Watch: GOP Congressman Jim Jordan Says He's Never Heard Trump Lie, Fumbles When Confronted With Evidence
CNN host Anderson Cooper put Ohio Representative Jim Jordan in the hot seat Monday night, grilling the conservative lawmaker on the topic of whether he'd ever heard President Donald Trump lie. After trying to deflect the question, Jordan eventually shook his head and said, "I have not."
"I've never heard the president... He's always been square with me, that's for darn sure," Jordan said when asked if he'd heard Trump make false claims. When Cooper pressed the lawmaker on whether Trump had said untrue things to the public, Jordan attempted to deflect the question, hesitating over his answer, and then said, "I don't know of it. Nothing comes to mind."
Cooper then brought up the widely circulated compendium of the president's lies, published by The Washington Post. Jordan said he had not seen the article.

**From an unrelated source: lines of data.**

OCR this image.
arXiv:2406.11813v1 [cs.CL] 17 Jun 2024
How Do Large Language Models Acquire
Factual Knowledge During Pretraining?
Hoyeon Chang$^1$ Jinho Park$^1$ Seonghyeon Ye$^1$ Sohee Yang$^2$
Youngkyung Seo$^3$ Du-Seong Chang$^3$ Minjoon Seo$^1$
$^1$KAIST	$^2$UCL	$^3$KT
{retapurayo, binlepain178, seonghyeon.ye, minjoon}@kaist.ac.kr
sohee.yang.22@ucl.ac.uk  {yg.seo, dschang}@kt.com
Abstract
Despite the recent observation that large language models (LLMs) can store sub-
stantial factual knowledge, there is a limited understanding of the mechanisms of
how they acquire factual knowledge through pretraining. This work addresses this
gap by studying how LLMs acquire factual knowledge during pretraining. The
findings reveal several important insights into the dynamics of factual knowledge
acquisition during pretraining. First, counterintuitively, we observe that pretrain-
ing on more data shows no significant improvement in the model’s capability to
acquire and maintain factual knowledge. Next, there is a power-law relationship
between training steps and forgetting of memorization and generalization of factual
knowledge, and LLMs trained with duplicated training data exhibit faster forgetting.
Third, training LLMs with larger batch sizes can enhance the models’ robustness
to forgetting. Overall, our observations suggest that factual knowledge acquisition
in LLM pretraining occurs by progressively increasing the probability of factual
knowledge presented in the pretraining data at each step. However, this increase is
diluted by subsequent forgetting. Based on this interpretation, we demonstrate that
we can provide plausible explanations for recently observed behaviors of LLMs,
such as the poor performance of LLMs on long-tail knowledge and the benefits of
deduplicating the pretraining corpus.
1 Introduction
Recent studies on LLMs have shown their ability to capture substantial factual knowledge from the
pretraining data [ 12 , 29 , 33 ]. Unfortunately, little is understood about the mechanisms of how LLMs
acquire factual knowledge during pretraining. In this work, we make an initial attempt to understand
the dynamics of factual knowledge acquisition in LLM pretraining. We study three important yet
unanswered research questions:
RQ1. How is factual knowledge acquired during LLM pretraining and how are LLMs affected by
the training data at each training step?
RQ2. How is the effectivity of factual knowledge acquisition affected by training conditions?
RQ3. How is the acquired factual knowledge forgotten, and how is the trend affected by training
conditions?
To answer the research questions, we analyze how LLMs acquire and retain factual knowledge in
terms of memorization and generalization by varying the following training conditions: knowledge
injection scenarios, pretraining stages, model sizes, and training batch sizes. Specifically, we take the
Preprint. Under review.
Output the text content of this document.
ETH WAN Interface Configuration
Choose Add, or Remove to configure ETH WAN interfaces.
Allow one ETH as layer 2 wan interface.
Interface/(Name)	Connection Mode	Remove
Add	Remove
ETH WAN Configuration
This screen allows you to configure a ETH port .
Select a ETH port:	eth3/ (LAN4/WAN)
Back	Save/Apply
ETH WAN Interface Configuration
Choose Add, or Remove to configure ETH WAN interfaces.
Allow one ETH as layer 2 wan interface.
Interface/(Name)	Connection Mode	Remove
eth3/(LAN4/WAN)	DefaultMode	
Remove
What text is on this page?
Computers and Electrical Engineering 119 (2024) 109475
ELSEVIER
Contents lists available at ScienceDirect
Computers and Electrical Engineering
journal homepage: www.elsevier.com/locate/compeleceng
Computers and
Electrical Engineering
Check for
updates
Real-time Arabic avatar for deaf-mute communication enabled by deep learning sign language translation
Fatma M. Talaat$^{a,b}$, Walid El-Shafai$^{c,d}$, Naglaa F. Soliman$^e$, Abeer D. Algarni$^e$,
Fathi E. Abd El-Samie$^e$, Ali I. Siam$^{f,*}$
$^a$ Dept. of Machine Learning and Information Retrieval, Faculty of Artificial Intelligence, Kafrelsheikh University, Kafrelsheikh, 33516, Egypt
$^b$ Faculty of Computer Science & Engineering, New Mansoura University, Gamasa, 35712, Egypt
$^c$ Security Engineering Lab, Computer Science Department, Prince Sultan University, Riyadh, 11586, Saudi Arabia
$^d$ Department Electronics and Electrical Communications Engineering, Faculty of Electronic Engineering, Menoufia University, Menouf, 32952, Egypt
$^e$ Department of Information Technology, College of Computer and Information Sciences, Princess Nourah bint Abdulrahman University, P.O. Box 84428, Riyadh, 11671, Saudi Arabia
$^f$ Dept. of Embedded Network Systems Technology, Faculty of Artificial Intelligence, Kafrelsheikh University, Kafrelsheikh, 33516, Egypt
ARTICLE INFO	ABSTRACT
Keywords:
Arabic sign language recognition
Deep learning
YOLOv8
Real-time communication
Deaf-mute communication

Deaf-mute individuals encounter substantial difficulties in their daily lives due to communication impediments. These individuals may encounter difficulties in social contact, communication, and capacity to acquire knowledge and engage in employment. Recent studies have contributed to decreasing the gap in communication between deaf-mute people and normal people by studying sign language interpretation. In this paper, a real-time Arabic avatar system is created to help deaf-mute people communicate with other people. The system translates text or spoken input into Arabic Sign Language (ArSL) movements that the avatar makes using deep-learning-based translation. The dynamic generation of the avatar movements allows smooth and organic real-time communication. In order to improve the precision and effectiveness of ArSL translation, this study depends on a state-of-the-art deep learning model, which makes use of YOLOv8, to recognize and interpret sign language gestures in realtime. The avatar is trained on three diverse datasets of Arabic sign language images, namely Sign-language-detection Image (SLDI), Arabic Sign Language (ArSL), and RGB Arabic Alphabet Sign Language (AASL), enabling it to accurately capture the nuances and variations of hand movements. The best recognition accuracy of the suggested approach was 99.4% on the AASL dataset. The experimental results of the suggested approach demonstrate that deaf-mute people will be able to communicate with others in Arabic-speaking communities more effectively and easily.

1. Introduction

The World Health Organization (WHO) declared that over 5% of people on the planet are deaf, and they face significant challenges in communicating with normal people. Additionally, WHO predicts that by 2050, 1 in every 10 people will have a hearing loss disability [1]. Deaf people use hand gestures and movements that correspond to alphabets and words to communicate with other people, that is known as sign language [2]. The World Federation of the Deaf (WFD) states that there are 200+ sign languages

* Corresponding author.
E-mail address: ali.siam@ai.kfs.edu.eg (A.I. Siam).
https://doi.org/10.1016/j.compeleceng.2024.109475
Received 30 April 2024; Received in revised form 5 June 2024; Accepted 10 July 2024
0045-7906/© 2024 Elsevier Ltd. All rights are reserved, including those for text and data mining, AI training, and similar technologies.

The two had been involved in a discussion about Former FBI Director James Comey when the exchange took place, specifically referring to Comey's claim that Trump is a "serial liar" who is "morally unfit" to be president. Jordan didn't hesitate to call Andrew McCabe, former deputy director of the FBI, a liar.
"So you're very bold in calling out Andrew McCabe, not so bold on the president of the United States," Cooper said.
Trump has a long history of making false claims and misstating facts during public speeches and interviews. In November, The Washington Post published a tally of untrue claims Trump had made over a 298-day span. There were 1,628 of them, averaging 5.5 claims a day. In several instances, he made the same untrue claim between 40 and 60 times.
The New York Times also analyzed Trump's history of falsehoods and compared it to Obama's track record of making provably false statements. In his first 10 months in office, Trump told six times as many lies as Obama did during his entire term, according to that analysis.
Some of those falsehoods have been made during speeches when Jordan, as a member of Congress, would have been expected to listen or be in the audience, including during the State of the Union delivered in January 2018.